La Cnil a estimé que Dedalus Biologie avait agit par négligence. Cet éditeur de logiciels de gestion de laboratoire (SIL) a failli selon elle à l’obligation de respecter le RGPD, dont les articles 28, 29 et 32, pour sécuriser les données et à l’obligation d’agir sur instructions du laboratoire médical, le responsable de traitement.

En effet, les noms, prénoms, numéros de sécurité sociale, noms du médecin prescripteur, dates de l’examen mais aussi et surtout des informations médicales (VIH, cancers, maladies génétiques, grossesses, traitements médicamenteux suivis par le patient, ou encore des données génétiques) de plus de 500 000 personnes ont ainsi été diffusés sur internet.

Un nouveau sous-traitant sanctionné pour grave manquements au RGPD

« Cette décision marque un tournant dans la jurisprudence de la CNIL. L’originalité de cette décision réside dans la sanction du sous-traitant pour défaut d’encadrement contractuel des traitements de données. La Commission reconnaît la responsabilité du sous-traitant sur le fondement de l’article 28 du RGPD pour n’avoir pas intégré, par défaut, les mentions obligatoires au sein de ses contrats standards. Cette décision s’inscrit dans la continuité des récentes décisions de la CNIL tendant à faire peser une responsabilité accrue sur les prestataires de service, a fortiori lorsque des données de santé sont concernées » explique Me Gérard Haas. Cette décision s’inscrit selon lui dans la droite ligne de la précédente sanction prononcée par la CNIL le 27 janvier 2021, qui venait de sanctionner un responsable de traitement et un sous-traitant, départageant ainsi le niveau de responsabilité incombant à chaque partie.

Dans son attendu, la CNIL rappelle que l’éditeur de logiciel intervient en qualité de sous-traitant des laboratoires de biologie médicale et que le RGPD lui impose des obligations réglementaires strictes pour assurer la sécurité des informations médicales ou encore de traiter ces dernières sur instruction des laboratoires.

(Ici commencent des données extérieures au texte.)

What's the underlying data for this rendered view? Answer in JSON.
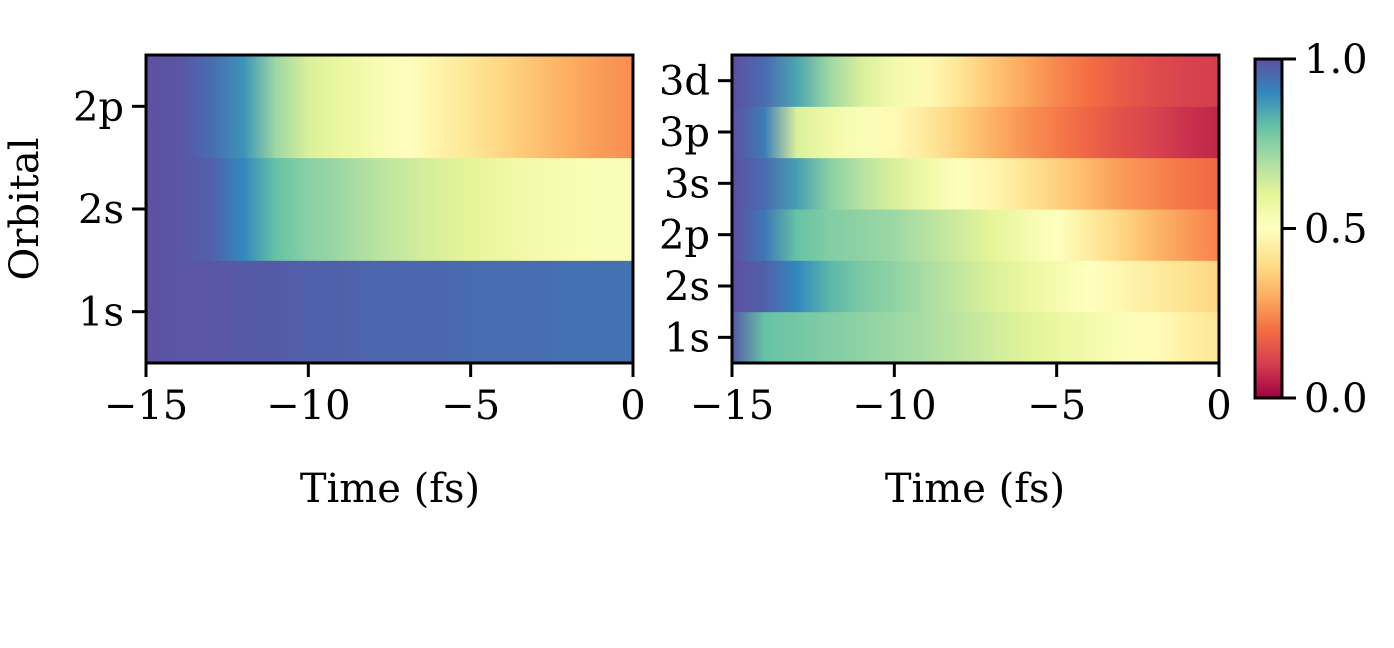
{
  "chart_data": [
    {
      "type": "heatmap",
      "xlabel": "Time (fs)",
      "ylabel": "Orbital",
      "xlim": [
        -15,
        0
      ],
      "xticks": [
        -15,
        -10,
        -5,
        0
      ],
      "xtick_labels": [
        "−15",
        "−10",
        "−5",
        "0"
      ],
      "rows": [
        "1s",
        "2s",
        "2p"
      ],
      "x": [
        -15,
        -14,
        -13,
        -12,
        -11,
        -10,
        -9,
        -8,
        -7,
        -6,
        -5,
        -4,
        -3,
        -2,
        -1,
        0
      ],
      "z": {
        "1s": [
          1.0,
          0.99,
          0.99,
          0.98,
          0.98,
          0.97,
          0.97,
          0.96,
          0.96,
          0.96,
          0.95,
          0.95,
          0.95,
          0.94,
          0.94,
          0.94
        ],
        "2s": [
          1.0,
          0.99,
          0.97,
          0.9,
          0.8,
          0.75,
          0.72,
          0.68,
          0.65,
          0.62,
          0.6,
          0.57,
          0.55,
          0.53,
          0.52,
          0.52
        ],
        "2p": [
          1.0,
          0.99,
          0.95,
          0.88,
          0.72,
          0.62,
          0.58,
          0.54,
          0.5,
          0.46,
          0.42,
          0.38,
          0.34,
          0.3,
          0.27,
          0.25
        ]
      }
    },
    {
      "type": "heatmap",
      "xlabel": "Time (fs)",
      "ylabel": "",
      "xlim": [
        -15,
        0
      ],
      "xticks": [
        -15,
        -10,
        -5,
        0
      ],
      "xtick_labels": [
        "−15",
        "−10",
        "−5",
        "0"
      ],
      "rows": [
        "1s",
        "2s",
        "2p",
        "3s",
        "3p",
        "3d"
      ],
      "x": [
        -15,
        -14,
        -13,
        -12,
        -11,
        -10,
        -9,
        -8,
        -7,
        -6,
        -5,
        -4,
        -3,
        -2,
        -1,
        0
      ],
      "z": {
        "1s": [
          0.98,
          0.8,
          0.78,
          0.76,
          0.74,
          0.72,
          0.7,
          0.67,
          0.64,
          0.61,
          0.58,
          0.55,
          0.52,
          0.49,
          0.45,
          0.42
        ],
        "2s": [
          1.0,
          0.97,
          0.9,
          0.82,
          0.77,
          0.74,
          0.7,
          0.66,
          0.62,
          0.58,
          0.54,
          0.5,
          0.47,
          0.44,
          0.41,
          0.38
        ],
        "2p": [
          1.0,
          0.93,
          0.8,
          0.76,
          0.74,
          0.72,
          0.68,
          0.64,
          0.6,
          0.55,
          0.5,
          0.44,
          0.38,
          0.32,
          0.27,
          0.23
        ],
        "3s": [
          1.0,
          0.95,
          0.86,
          0.75,
          0.68,
          0.62,
          0.56,
          0.51,
          0.47,
          0.42,
          0.37,
          0.32,
          0.27,
          0.24,
          0.21,
          0.19
        ],
        "3p": [
          1.0,
          0.92,
          0.62,
          0.56,
          0.52,
          0.48,
          0.43,
          0.37,
          0.31,
          0.26,
          0.22,
          0.18,
          0.14,
          0.11,
          0.08,
          0.06
        ],
        "3d": [
          1.0,
          0.95,
          0.85,
          0.72,
          0.62,
          0.55,
          0.48,
          0.42,
          0.35,
          0.29,
          0.24,
          0.2,
          0.16,
          0.13,
          0.11,
          0.1
        ]
      }
    }
  ],
  "colorbar": {
    "colormap": "Spectral",
    "range": [
      0.0,
      1.0
    ],
    "ticks": [
      0.0,
      0.5,
      1.0
    ],
    "tick_labels": [
      "0.0",
      "0.5",
      "1.0"
    ],
    "colors": [
      "#9e0142",
      "#d53e4f",
      "#f46d43",
      "#fdae61",
      "#fee08b",
      "#ffffbf",
      "#e6f598",
      "#abdda4",
      "#66c2a5",
      "#3288bd",
      "#5e4fa2"
    ]
  }
}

Une enquête approfondie a révélé de graves défaillances de traitement

L’enquête fait apparaître que dans le cadre de la migration d’un logiciel vers un autre outil, demandée par deux laboratoires utilisant les services de la société Dedalus Biologie, cette dernière a extrait un volume de données plus important que celui requis. La société a donc traité des données au-delà des instructions données par les responsables de traitement. « La lettre de l’article 29 du RGPD est claire, le sous-traitant agit sur instructions du responsable de traitement. Il est dès lors reproché au sous-traitant d’avoir extrait un volume de données plus important que celui requis dans le cadre de la mission de migration qui lui incombait » précise Me Gérard Haas.

Une alerte de l’Agence Nationale de la Sécurité des Systèmes d’Information non prise en compte

La fuite de données provenait d’ailleurs d’un serveur sur lequel étaient hébergées les données médicales issues d’un logiciel commercialisé avant par l’éditeur. La CNIL aussi révélé que plusieurs alertes sur le niveau de sécurité des serveurs, provenant d’un salarié mais aussi de l’Agence Nationale de la Sécurité des Systèmes d’Information (Anssi), étaient restées sans réponse. En novembre 2020, l’agence avait établi un rapport faisant état de la fuite sur le darknet de 56 lignes de données, information communiquée à Dedalus. L’enquête démontre également que l’éditeur de logiciels n’avait prévu aucune procédure spécifique pour assurer le chiffrement des données lors de leur migration vers le serveur litigieux.

Enfin, la CNIL démontre bien que le contrat de maintenance, liant les laboratoires à l’éditeur de logiciel, tout comme les conditions générales de vente ne comportent pas les mentions obligatoires imposées par le RGPD. Au regard de ces manquements et de la gravité des faits, l’autorité administrative considère qu’il y a eu violation du droit des données personnelles, ce que ne conteste pas l’éditeur de logiciel.